Solo il 4,2% delle start-up energetiche ha un capitale superiore a 250.000 euro e anche quelle con un valore della produzione considerevole – superiore a 500.000 euro – sono poche, pari al 9,5% del totale: questo il lato nero scuro della medaglia secondo quanto emerge dal report. “La maggioranza delle start-up energetiche ha una dimensione d’impresa molto contenuta, con un impatto ancora assai ridotto in termini occupazionali – ha inoltre evidenziato il presidente di I-Com Stefano da Empoli puntualizzando che  “solo l’1,1% supera l’asticella dei 20 lavoratori impiegati. C’è un evidente problema in una fase iniziale di selezione e successivamente di scaling-up. Sono pochi evidentemente i progetti che hanno le potenzialità per risultare davvero vincenti e, laddove questo avvenga, le condizioni di contesto in Italia, a partire dal funding, rallentano il processo di crescita”.

Il punto sui brevetti

Lo studio fa inoltre il punto della situazione sui brevetti – uno dei principali indicatori della capacità di innovare degli Stati e dei loro sistemi produttivi – a proposito dei quali l’Italia risulta ancora molto indietro a livello internazionale. Nel 2017 le domande di brevetto in campo energetico provenienti dal nostro Paese sono state appena 881, lo 0,8% del totale a livello globale. In Europa la Spagna ottiene risultati analoghi ai nostri mentre fanno decisamente meglio la Francia (5% del totale) e soprattutto la Germania (8,1% del totale).
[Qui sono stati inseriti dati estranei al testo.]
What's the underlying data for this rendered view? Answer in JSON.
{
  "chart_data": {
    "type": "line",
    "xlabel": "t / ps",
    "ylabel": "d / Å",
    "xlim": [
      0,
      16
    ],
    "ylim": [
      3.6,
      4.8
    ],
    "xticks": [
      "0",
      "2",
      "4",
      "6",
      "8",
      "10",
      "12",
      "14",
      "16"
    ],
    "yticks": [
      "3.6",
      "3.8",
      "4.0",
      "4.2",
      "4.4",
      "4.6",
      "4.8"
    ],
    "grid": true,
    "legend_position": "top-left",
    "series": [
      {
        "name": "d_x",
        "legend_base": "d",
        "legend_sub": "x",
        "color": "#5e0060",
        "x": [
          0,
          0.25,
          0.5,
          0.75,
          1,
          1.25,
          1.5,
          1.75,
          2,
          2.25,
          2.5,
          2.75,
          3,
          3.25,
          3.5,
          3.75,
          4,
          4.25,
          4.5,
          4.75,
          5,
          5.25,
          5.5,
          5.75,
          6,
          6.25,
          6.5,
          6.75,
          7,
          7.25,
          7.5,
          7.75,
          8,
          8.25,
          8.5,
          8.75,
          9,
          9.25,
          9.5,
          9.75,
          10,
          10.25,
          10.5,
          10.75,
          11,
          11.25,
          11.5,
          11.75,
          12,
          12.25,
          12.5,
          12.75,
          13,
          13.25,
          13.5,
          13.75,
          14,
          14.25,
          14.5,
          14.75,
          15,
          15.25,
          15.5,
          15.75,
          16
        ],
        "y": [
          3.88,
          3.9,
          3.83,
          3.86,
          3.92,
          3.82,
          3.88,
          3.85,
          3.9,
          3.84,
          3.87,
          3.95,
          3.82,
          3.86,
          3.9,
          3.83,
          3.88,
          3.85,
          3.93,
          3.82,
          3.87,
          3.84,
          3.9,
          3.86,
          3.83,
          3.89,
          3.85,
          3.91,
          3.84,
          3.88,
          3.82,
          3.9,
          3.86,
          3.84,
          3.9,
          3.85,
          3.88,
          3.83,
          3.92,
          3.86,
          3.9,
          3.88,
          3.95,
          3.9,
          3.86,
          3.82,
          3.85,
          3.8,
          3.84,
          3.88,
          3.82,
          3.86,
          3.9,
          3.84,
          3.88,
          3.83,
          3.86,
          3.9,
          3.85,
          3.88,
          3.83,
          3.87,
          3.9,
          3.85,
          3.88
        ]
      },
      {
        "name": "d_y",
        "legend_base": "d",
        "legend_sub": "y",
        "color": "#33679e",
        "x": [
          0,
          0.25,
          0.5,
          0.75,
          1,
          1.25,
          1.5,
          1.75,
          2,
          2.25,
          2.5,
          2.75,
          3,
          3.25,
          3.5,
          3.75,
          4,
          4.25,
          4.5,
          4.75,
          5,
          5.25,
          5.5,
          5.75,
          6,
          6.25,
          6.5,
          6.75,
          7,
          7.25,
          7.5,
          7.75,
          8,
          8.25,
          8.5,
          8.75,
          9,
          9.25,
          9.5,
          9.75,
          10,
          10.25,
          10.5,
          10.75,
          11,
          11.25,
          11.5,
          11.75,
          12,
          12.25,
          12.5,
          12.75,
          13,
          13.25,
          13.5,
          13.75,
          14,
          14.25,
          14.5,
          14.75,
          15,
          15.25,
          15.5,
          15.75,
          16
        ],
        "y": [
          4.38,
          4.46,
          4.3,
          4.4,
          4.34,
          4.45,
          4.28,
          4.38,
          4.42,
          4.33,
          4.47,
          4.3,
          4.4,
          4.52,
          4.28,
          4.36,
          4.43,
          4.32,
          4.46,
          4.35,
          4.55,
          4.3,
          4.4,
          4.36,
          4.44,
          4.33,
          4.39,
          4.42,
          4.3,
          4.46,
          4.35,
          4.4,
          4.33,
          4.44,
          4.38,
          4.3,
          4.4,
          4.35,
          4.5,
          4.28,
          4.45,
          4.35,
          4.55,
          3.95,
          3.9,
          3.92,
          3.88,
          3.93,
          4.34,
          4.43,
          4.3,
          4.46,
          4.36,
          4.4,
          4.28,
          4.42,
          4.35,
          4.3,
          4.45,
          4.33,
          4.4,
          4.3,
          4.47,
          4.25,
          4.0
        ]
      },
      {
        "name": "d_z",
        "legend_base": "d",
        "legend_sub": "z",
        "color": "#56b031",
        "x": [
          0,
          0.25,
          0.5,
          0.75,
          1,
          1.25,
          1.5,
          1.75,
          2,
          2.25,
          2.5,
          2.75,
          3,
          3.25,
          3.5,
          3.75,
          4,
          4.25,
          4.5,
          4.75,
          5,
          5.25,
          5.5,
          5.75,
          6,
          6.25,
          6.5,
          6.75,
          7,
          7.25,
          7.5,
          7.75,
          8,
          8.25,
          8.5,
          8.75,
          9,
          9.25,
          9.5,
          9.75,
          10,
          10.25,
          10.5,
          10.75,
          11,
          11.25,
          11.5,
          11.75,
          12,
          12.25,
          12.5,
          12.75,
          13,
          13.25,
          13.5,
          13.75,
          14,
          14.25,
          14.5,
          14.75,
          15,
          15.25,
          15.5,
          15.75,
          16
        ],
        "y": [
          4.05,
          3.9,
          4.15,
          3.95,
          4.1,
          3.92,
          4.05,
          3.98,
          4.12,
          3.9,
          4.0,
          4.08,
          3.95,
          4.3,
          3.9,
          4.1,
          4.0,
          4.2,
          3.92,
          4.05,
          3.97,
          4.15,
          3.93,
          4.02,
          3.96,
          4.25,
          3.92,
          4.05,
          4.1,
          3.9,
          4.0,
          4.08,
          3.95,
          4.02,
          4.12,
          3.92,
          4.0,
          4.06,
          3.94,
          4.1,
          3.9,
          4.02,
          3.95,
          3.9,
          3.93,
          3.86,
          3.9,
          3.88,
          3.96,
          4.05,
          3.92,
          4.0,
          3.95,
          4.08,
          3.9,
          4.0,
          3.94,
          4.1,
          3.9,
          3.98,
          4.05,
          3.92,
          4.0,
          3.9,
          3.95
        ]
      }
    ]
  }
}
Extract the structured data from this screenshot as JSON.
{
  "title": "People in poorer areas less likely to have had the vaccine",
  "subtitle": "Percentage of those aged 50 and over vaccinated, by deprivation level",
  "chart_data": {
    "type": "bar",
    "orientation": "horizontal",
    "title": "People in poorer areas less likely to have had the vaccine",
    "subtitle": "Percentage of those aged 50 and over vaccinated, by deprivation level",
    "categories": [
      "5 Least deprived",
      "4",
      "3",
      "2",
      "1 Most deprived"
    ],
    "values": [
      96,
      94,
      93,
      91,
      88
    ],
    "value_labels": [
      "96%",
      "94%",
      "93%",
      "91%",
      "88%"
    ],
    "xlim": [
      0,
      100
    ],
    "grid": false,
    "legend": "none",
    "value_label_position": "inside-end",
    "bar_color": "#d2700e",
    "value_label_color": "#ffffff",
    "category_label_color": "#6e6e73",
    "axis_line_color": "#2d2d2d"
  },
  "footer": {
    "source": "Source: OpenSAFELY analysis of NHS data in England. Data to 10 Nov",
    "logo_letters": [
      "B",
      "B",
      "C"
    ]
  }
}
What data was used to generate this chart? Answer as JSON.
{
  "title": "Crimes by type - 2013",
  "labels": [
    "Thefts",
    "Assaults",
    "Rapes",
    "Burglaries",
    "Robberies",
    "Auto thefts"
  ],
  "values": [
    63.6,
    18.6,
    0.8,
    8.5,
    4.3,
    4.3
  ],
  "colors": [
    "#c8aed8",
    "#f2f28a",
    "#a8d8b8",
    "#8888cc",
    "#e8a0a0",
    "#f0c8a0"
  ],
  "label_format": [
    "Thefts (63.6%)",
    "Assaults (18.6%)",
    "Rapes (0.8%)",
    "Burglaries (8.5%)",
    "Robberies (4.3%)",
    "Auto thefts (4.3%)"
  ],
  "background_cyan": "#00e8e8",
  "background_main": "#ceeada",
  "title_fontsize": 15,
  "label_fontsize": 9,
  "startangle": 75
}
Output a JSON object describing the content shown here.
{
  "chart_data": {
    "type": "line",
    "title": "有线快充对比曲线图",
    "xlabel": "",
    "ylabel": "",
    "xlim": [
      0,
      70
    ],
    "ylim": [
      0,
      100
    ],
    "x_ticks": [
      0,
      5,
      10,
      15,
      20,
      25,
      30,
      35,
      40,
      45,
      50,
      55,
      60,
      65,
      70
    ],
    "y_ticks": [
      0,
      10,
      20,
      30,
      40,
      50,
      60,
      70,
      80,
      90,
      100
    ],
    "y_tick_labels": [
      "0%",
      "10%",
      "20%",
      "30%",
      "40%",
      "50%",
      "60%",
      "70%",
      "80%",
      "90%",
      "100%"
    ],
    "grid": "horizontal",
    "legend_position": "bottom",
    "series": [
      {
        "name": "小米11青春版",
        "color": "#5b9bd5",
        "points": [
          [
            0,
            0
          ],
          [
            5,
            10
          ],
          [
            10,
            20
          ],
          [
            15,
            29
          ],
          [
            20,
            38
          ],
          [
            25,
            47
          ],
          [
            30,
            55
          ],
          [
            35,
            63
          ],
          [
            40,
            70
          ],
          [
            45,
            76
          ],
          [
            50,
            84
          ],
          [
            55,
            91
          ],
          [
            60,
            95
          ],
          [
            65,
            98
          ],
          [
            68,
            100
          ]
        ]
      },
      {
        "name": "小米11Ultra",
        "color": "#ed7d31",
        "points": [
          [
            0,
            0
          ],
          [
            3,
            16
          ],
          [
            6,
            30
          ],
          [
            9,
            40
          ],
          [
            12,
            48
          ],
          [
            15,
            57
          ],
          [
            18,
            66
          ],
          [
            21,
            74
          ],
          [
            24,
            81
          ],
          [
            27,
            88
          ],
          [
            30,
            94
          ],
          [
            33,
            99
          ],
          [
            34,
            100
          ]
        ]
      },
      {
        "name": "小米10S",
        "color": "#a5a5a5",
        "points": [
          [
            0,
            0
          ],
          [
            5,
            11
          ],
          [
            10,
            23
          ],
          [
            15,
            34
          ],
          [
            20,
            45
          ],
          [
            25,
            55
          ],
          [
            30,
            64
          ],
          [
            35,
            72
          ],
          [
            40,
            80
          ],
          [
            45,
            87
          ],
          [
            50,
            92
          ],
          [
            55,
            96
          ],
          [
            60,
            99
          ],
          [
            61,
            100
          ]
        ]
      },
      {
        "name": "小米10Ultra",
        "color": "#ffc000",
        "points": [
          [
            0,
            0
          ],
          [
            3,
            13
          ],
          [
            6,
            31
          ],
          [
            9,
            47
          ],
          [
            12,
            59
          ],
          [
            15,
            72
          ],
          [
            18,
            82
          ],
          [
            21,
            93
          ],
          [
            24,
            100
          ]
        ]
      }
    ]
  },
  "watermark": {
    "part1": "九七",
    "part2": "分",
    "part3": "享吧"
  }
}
In assoluto il Giappone resta primo al mondo con 30.683 brevetti concessi in campo energetico anche se la distanza con la Cina si è ridotta ulteriormente. “Il Paese del Dragone continua a crescere a ritmi che non hanno eguali rispetto al complesso dei competitor internazionali, e in misura maggiore rispetto all’attività brevettuale nel complesso delle aree tecnologiche – ha sottolineato Antonio Sileo – Se le tendenze in atto saranno confermate si assisterà all’avvicendamento in prima posizione tra Cina e Giappone già dal 2019”. Nel 2017 sono state depositate poco meno di 25.862 domande di brevetto cinesi nel settore energetico, con un incremento del 17% su base annua. Tuttavia “si deve ricordare come la Cina conti per la quasi totalità brevetti domestici, sovente caratterizzati da modesto valore. Senza contare che si contraddistingue tra gli altri player per un regime di protezione dei diritti di proprietà intellettuali in cui la brevettazione è soggetta a incentivi di natura monetaria”, ha sottolineato Sileo. In ogni caso, la forbice cinese si amplia anche rispetto agli Stati Uniti e alla Corea del Sud, che attualmente occupano la terza e la quarta piazza. Negli Usa sono state rilevate 14.030 domande di brevetto nel settore energetico, con un incremento del 3,8%. Decisamente migliore la performance della Corea del Sud che passa dalle 10.139 alle 12.634 unità tra il 2016 e il 2017 (+13,9%).

Tornando all’Italia, dal rapporto emerge come il 74% dei brevetti energetici provenga dalle imprese mentre il 23% da persone fisiche e la quota rimanente da istituti universitari, fondazioni ed enti di ricerca pubblici. Quanto alla distribuzione geografica, la Lombardia rimane leader con 67 brevetti concessi nel 2017, pari al 28,3% del totale. In seconda posizione si trova il Lazio con 43 brevetti energetici, seguito da Piemonte (34) e Veneto (32). “Dati che evidenziano come l’attività brevettuale sia appannaggio quasi esclusivo delle regioni del Nord”, ha chiosato Sileo.